The court “rejected the requests of the rights holders of Maurice Ravel and Alexandre Benois regarding Boléro, one of the most performed and distributed works in the world”, detailed the court in a press release, the work “consequently remains in the public domain.

Concerning the hypothesis of a co-authorship of Alexandre Benois, the court considered that “the documents provided did not demonstrate his quality as author of the argument (short summary, editor’s note) of the ballet”.

“A very reasoned decision”

The thesis of another injured co-author, the choreographer Bronislava Nijinska, was also dismissed by this judgment, the artist having “never appeared on the documentation of ‘Bolero’ as co-author”.

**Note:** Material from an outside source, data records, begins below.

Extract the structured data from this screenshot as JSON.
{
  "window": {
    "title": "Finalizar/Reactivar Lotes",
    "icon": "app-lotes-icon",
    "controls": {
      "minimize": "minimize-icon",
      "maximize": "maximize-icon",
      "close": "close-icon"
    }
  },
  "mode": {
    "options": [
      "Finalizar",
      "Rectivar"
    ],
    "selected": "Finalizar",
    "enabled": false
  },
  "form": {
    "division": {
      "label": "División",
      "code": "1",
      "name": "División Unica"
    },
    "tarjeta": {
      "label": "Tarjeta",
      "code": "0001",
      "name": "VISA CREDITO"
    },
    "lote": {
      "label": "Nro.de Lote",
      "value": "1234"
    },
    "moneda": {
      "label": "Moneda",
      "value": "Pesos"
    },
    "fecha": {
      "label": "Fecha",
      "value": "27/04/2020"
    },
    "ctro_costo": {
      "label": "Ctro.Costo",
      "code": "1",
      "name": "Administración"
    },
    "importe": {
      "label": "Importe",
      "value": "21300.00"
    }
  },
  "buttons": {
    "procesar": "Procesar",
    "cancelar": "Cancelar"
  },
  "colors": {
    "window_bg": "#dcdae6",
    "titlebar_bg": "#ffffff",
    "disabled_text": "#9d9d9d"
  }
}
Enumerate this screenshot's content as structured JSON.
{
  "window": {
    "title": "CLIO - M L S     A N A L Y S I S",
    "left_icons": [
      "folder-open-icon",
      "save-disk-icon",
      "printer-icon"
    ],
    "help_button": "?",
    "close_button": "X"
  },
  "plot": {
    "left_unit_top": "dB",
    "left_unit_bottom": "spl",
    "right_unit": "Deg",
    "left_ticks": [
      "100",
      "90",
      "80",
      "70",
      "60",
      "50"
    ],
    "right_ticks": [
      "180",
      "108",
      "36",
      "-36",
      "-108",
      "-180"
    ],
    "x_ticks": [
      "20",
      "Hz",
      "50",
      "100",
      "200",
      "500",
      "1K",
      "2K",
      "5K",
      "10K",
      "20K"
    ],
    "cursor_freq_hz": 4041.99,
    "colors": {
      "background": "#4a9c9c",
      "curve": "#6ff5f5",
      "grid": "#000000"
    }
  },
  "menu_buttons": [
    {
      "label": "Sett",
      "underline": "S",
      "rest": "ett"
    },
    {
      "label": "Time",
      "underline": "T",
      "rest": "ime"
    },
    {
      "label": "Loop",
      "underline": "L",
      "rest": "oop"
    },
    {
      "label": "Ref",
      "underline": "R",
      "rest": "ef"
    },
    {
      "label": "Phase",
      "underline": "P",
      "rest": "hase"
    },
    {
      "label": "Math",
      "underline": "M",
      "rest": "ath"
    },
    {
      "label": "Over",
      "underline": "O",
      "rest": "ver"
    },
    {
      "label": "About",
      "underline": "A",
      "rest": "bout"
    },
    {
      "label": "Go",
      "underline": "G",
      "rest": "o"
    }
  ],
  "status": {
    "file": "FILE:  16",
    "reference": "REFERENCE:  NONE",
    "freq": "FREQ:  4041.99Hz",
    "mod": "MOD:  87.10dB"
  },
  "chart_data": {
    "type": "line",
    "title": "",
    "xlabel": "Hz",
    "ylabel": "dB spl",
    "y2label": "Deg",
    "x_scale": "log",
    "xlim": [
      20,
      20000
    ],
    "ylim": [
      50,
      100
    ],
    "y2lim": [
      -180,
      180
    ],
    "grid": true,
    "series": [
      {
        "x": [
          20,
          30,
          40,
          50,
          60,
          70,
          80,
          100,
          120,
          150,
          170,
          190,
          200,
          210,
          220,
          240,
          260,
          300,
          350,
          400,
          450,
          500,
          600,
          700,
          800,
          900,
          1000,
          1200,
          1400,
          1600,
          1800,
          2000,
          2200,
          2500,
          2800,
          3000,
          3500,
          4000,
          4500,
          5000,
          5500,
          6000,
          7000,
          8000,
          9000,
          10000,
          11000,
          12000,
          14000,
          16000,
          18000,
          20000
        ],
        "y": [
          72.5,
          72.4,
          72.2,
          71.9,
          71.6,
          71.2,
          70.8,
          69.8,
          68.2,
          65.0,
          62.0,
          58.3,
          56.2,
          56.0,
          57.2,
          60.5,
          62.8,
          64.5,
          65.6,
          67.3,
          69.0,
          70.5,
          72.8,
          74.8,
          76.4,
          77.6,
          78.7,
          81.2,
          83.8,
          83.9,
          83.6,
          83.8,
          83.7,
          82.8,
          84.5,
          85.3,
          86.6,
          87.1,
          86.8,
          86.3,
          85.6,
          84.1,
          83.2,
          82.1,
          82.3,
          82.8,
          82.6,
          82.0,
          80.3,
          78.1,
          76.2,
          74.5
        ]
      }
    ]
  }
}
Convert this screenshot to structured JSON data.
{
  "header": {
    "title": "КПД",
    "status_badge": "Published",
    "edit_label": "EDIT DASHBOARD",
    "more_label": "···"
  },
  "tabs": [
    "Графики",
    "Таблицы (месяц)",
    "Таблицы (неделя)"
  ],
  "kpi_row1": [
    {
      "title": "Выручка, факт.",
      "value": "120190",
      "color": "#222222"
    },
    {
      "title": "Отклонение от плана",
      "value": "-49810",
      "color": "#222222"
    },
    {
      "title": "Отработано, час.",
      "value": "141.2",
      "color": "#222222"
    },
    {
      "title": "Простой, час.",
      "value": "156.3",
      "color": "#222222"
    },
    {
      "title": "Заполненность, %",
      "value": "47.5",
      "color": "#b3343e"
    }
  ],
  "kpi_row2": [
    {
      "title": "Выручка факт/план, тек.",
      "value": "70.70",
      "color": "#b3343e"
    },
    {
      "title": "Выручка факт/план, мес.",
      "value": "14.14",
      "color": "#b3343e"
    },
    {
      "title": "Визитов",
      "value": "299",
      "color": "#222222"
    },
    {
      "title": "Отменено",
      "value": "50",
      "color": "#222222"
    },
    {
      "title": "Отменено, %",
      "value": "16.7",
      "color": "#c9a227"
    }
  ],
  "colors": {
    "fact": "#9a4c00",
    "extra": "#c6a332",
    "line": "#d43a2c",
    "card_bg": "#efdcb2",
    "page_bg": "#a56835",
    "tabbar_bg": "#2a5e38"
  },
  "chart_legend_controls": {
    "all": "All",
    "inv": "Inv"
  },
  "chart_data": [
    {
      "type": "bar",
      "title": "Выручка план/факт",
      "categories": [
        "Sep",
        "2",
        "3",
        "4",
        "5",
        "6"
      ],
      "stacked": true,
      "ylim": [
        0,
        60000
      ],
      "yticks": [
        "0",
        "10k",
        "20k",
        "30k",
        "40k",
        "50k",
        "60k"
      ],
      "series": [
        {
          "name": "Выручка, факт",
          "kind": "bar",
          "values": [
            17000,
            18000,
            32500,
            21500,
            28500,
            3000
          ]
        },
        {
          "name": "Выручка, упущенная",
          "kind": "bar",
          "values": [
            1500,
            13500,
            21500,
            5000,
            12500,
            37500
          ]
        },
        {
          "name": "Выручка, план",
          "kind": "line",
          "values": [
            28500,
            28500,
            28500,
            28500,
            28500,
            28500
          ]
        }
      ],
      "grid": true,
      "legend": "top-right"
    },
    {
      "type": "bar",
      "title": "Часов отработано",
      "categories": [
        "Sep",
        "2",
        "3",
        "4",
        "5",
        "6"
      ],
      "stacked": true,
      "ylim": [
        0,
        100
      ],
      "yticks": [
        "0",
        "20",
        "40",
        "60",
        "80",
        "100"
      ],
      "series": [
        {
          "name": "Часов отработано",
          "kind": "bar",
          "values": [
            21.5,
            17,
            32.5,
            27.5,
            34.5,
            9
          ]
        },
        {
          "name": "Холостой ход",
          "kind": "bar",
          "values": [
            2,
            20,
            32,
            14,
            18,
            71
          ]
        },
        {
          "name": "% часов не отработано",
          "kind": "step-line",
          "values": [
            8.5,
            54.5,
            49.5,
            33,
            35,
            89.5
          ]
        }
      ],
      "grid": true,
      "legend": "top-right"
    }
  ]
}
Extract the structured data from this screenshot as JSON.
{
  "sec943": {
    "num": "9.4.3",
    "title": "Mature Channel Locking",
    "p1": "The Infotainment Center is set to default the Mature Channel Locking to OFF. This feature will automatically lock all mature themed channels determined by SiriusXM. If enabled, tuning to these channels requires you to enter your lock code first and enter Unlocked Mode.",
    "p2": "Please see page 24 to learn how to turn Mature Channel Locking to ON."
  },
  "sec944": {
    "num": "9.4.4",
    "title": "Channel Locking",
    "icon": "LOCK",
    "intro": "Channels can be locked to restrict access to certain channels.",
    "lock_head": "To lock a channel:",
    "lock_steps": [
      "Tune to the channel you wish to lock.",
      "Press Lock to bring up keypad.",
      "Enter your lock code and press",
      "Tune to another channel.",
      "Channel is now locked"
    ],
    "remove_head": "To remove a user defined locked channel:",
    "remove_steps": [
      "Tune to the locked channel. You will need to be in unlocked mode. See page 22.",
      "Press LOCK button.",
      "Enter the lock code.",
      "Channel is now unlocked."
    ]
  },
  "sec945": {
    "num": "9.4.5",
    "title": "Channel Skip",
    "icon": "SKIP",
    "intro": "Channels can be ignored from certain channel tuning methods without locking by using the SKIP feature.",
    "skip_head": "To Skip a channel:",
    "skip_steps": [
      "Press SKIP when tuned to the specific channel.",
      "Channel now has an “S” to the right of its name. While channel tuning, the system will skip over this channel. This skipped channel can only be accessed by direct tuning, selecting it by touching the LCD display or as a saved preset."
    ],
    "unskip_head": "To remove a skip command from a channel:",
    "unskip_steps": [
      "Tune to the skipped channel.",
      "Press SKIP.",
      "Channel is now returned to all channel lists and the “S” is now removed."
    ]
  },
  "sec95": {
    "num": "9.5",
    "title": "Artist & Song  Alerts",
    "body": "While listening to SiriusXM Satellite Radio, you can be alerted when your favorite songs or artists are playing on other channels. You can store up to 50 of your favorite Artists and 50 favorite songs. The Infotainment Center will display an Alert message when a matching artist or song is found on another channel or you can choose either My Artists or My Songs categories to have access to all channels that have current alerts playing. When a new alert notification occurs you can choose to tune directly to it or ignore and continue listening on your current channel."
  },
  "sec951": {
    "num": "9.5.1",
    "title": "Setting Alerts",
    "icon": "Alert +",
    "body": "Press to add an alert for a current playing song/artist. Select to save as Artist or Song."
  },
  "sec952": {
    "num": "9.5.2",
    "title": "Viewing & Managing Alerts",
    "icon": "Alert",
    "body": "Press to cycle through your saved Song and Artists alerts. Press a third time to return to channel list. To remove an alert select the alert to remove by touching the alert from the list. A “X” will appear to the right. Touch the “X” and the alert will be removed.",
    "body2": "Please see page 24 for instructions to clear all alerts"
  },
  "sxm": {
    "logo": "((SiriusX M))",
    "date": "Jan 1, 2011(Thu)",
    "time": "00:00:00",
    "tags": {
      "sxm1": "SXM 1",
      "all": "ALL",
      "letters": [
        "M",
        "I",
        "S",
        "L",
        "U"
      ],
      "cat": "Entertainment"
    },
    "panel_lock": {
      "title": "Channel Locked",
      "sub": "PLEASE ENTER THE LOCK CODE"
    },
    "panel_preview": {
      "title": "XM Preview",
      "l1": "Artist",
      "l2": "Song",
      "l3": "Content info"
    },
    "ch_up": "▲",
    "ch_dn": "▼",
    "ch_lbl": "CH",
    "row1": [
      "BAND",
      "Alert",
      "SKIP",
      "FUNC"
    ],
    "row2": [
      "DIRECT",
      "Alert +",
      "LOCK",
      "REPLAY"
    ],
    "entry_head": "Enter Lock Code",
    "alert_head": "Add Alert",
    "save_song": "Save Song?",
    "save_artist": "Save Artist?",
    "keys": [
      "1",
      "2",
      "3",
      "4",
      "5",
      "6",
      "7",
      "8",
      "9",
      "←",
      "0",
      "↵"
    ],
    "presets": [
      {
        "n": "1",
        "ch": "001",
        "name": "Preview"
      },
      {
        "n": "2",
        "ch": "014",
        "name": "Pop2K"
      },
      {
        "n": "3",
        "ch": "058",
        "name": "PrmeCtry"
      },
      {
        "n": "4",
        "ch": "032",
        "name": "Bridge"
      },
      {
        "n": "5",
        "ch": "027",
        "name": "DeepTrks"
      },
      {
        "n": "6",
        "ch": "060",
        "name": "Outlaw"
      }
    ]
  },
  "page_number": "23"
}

“It is a very well-argued decision, which took care to examine all the elements brought to the attention of the court and which validates Sacem both in its approach (…) and in its position regarding of safeguarding the interests of its members”, reacted to AFP Me Yvan Diringer, who defends Sacem with Me Josée-Anne Bénazéraf.

“The action of the estates and publishers (also parties to the case, editor’s note) has been rejected by the court, we are calmly analyzing the decision before responding to the press,” Gilles Vercken, lawyer for the Ravel estate, told AFP.

Maurice Ravel’s heiress, Evelyne Pen de Castel, is also ordered to pay one euro to Sacem “in compensation for her loss resulting from the abuse of the author’s moral rights”, the decision states.

In the public domain since 2016

This judgment ensures that at this stage, the “Boléro” remains in the public domain as it has been since 2016. That Sacem, which manages and collects copyright in France, recognizes Alexandre Benois as co-author would have had the consequence of protecting the work until May 1, 2039, Alexandre Benois having died in 1960.

In France, copyright on a musical composition lasts for the life of its author and then for the next seventy years. It then falls into the public domain and can be used freely.

The “Bolero” was protected for seventy-eight years and four months, as the law provides for extensions aimed at compensating for the loss of earnings of French artists during the two world wars, which extended the protection until May 1, 2016.